KARACHI, April 29: It is easy to find fault with everything that is remotely concerned with the stock market, when the going gets tough. But look at the rave reviews of analysts and fund managers a week before last. The consensus was: “KSE is trading at p/e multiple of 10x on the prospective 2007 earnings, which is much lower than the regional markets.” As the KSE-100 index touched new highs each day, most experts, except the exceptionally timid, suggested ‘riding the wave’.
The mood has changed with last week’s drastic fall of 665 points in KSE-100 index which closed Friday at 5-week low of 11,342. Every market pundit now lunges forward to claim that “he had said so.” Suddenly, it has dawned upon stock picking gurus that the market was ripe for a “big correction.” A drop in the economic growth to 6.5 per cent from 8 per cent; rise in inflation to 10 per cent and an authoritative demand towards increasing return on deposits of banks, were the factors causing concerns. But those were already there in the earlier week as well. The government did its best to arrest the growth of capital market and succeeded. Was there no other way of pulling cement prices down, than to allow tax free imports, ban exports in an inconsiderate way to destroy the local industry?
An exorbitant penalty on producers and retailers selling cement beyond a fixed price could have done the trick. Whether the imported cement finds its way into the market at considerably lower prices and is well received by users is still to be seen, but for an immediate impact, stock prices in cement plummeted.
Now for PTCL. On September 28 last year, when PTCL had skipped a final dividend, to the disappointment of shareholders, everybody understood there was a genuine reason: The sell off of telecom giant to Etisalat was in the doldrums. That calmed the market. But when the announcement by the Board on April 26 of the company’s nine months to March 2006 results made no mention of a dividend, panic gripped the market.

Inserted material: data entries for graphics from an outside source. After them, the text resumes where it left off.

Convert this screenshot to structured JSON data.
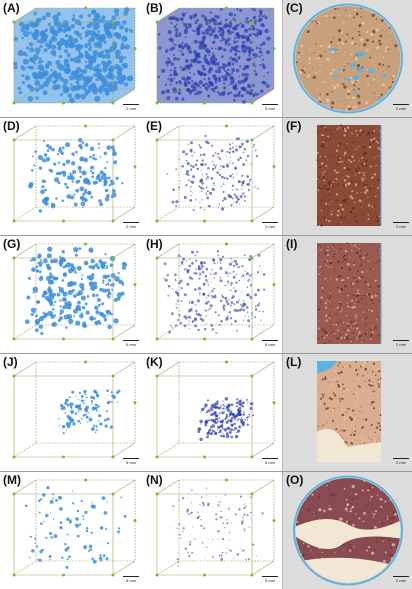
{
  "figure": {
    "panels": [
      {
        "id": "A",
        "label": "(A)",
        "scale": "2 mm",
        "kind": "volume",
        "style": "dense-light"
      },
      {
        "id": "B",
        "label": "(B)",
        "scale": "5 mm",
        "kind": "volume",
        "style": "dense-dark"
      },
      {
        "id": "C",
        "label": "(C)",
        "scale": "2 mm",
        "kind": "photo",
        "shape": "circle",
        "tone": "#c9a07c"
      },
      {
        "id": "D",
        "label": "(D)",
        "scale": "2 mm",
        "kind": "volume",
        "style": "sparse-light"
      },
      {
        "id": "E",
        "label": "(E)",
        "scale": "2 mm",
        "kind": "volume",
        "style": "sparse-dark"
      },
      {
        "id": "F",
        "label": "(F)",
        "scale": "2 mm",
        "kind": "photo",
        "shape": "rect",
        "tone": "#8a4a36"
      },
      {
        "id": "G",
        "label": "(G)",
        "scale": "5 mm",
        "kind": "volume",
        "style": "medium-light"
      },
      {
        "id": "H",
        "label": "(H)",
        "scale": "5 mm",
        "kind": "volume",
        "style": "medium-dark"
      },
      {
        "id": "I",
        "label": "(I)",
        "scale": "2 mm",
        "kind": "photo",
        "shape": "rect",
        "tone": "#9a5a52"
      },
      {
        "id": "J",
        "label": "(J)",
        "scale": "5 mm",
        "kind": "volume",
        "style": "cluster-light"
      },
      {
        "id": "K",
        "label": "(K)",
        "scale": "5 mm",
        "kind": "volume",
        "style": "cluster-dark"
      },
      {
        "id": "L",
        "label": "(L)",
        "scale": "2 mm",
        "kind": "photo",
        "shape": "rect",
        "tone": "#d9ad8e"
      },
      {
        "id": "M",
        "label": "(M)",
        "scale": "5 mm",
        "kind": "volume",
        "style": "scatter-light"
      },
      {
        "id": "N",
        "label": "(N)",
        "scale": "5 mm",
        "kind": "volume",
        "style": "scatter-dark"
      },
      {
        "id": "O",
        "label": "(O)",
        "scale": "2 mm",
        "kind": "photo",
        "shape": "circle",
        "tone": "#8a4a52"
      }
    ],
    "colors": {
      "light_blue": "#3d8fdc",
      "dark_blue": "#2b3fae",
      "green_marker": "#6fbf3a",
      "frame": "#9aa860",
      "photo_bg": "#dcdcdc",
      "ring": "#5fb3e0",
      "cream": "#f1e7d4"
    }
  }
}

Granted that the earning per share (eps), which worked out at Rs3, fell short of analysts’ expectations by 10 paisa, but the board’s decision to skip altogether a dividend, where expectations ran as high as Rs5 to Rs6 per share, could not be digested by the market.
“The telecom has not remunerated shareholders even once in last 20 months,” said an irate shareholder. The share in PTCL dipped by Rs8.95 or 14.15 per cent in three days following the results announcement, from Rs63.25 to Rs54.30. Since the stock carries a heavy weightage of 7.12 per cent in the index, that plunge in price translated into 101 points dip in the KSE index.
Most other corporate announcements also fell below market expectations. But none had the weight to drag the market down as PTCL and none of them had the capacity to dampen as much the market sentiments as the privatised telecom giant.
Actual eps: JS Capital Market’s expected eps and deviations in regard to some of the major stocks were, respectively, as follows: Askari Commercial Bank Rs2.06 — Rs2.70 — (-24pc);
As can be seen OGDC, the stock with the greatest 24 per cent weightage in the index, posted surprising higher profits, but that did not help salvage the situation. Did adverse comments on Pakistan’s equity markets by Merrill Lynch intensify the market plunge on Friday? Opinions are divided.
The World’s leading brokerage firm strategist recommended a trimming of holdings in Pakistan. Foreign portfolio investments as on April 26, 2006, was showing a negative outflow of $30.5m and total inflow for FY06 is $356m. It is interesting to mention that in the month of March foreign investors withdrew $79.4m from Pakistan market. Everyone knows that foreign investment drains out as quickly as it flows in. Was the release of Report (intentionally or unintentionally) ill-timed? It came up just at the middle of an intense selling pressure on Friday. The Report advised investors to trim their holdings in Pakistan by about two-thirds due to the possibility of lack of positive news ahead of the budget (on June 5).
It cut the weightage on Pakistan equities from 3 to 1 per cent. Did that hasten the outflow of foreign investment? A few major players disagree. They argue that the recognized weightage on equities is Morgan Stanley Composite Index (MSCI). “A 3 per cent weightage in that index means investment of nearly $10 billion,” says a market maker, adding, “Does current foreign investment of $400 million in Pakistan market even fall anywhere near that figure?” Such recommendation, therefore, did not impact the market, says he.